It sounds like the question is really about the effective speed of electronic devices, rather than the speed of the radiowaves themselves. Everyone has commented that the speed of light is relatively constant (ha, Einstein joke) in a given medium... but the problem with electronics has been Moore's Law Vs The Laws of the Universe.
Back when I was in Devices Physics... the fastest CPU ran at 300Mhz, and everyone was worried that silicon just couldn't be pushed any faster at those voltages or with any current. The little transistors would never be able to switch that fast, or recover afterward before the next signal. Clearly we have gotten around that, but it's by more "smoke & mirrors" than actual MHz.

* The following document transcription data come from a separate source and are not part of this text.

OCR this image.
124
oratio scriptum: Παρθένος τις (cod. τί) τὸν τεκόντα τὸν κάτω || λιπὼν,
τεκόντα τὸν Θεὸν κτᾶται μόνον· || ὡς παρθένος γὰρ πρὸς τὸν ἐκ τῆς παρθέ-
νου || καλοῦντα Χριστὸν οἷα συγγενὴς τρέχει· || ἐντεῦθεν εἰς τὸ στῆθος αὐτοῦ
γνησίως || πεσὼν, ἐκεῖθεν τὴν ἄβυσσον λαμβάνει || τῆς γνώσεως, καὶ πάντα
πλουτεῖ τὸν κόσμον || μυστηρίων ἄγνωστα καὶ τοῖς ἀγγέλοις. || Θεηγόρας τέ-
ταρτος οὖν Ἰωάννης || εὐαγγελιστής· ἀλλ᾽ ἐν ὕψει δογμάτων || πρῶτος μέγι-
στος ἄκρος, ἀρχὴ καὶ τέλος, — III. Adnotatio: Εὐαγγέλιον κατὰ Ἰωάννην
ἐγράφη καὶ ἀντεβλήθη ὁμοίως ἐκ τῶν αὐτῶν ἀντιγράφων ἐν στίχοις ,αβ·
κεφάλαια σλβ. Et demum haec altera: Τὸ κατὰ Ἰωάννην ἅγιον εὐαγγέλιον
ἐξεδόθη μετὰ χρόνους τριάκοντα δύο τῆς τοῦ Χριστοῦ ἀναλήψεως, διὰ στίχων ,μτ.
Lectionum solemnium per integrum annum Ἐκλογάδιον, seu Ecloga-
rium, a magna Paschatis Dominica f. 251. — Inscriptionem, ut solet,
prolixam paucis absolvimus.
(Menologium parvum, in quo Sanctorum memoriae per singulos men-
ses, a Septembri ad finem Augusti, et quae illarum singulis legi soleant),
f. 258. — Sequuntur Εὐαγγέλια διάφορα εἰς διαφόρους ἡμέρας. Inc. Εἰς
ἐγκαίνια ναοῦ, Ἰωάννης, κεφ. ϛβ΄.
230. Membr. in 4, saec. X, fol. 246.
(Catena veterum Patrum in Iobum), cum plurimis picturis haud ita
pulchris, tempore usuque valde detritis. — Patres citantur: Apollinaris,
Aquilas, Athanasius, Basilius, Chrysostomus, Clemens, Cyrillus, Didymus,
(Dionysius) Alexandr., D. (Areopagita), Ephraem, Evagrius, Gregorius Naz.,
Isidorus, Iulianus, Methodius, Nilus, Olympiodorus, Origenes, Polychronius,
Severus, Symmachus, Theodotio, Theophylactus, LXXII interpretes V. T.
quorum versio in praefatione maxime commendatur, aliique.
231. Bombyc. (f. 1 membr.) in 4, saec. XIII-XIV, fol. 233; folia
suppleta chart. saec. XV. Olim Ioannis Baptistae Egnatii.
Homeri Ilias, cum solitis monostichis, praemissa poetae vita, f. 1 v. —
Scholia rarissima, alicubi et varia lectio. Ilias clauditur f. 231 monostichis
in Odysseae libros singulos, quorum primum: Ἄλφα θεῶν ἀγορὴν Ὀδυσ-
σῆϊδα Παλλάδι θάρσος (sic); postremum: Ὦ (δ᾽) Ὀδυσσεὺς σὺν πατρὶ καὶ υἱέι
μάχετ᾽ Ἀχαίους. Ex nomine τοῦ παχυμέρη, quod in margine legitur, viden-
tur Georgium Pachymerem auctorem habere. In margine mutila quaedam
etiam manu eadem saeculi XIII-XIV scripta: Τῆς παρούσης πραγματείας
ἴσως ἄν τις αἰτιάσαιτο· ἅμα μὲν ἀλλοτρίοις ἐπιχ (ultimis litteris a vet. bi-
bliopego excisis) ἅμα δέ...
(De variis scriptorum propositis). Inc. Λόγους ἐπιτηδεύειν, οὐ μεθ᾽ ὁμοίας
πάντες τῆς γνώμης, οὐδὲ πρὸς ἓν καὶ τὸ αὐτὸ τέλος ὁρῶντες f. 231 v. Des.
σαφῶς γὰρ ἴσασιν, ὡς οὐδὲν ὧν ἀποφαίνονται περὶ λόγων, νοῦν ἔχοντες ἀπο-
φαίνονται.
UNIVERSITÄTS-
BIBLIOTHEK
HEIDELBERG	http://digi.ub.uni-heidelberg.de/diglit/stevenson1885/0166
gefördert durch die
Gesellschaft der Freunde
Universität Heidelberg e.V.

We use multiple pipelines, and staged instruction sets to act as an group of assembly lines, rather than a single line doing all of the work. Shrinking the CPU die size has also had a big effect by effectively shortening the length an electrical signal has to travel. There's all kinds of little tricks they have used to eek out more "MHz" every year... but there is a limit to silicon. That's why AMD uses the PR rating. Their chips running at 2600Mhz and a 9 stage line are just as fast as Intels running at 3400MHz with a 22 stage line. It more mechanical design than actual science.
Drawing this trainwreck to a close... No, scientists have not make waves move faster through Silicon. However, the extremely-deadly-to-produce Gallium arsenide used in LEDs is a whole different story, as signals do move (a little) faster in it (up to 300TeraHz). Could be the way of the future, but I doubt it. We'll invent something totally new by then.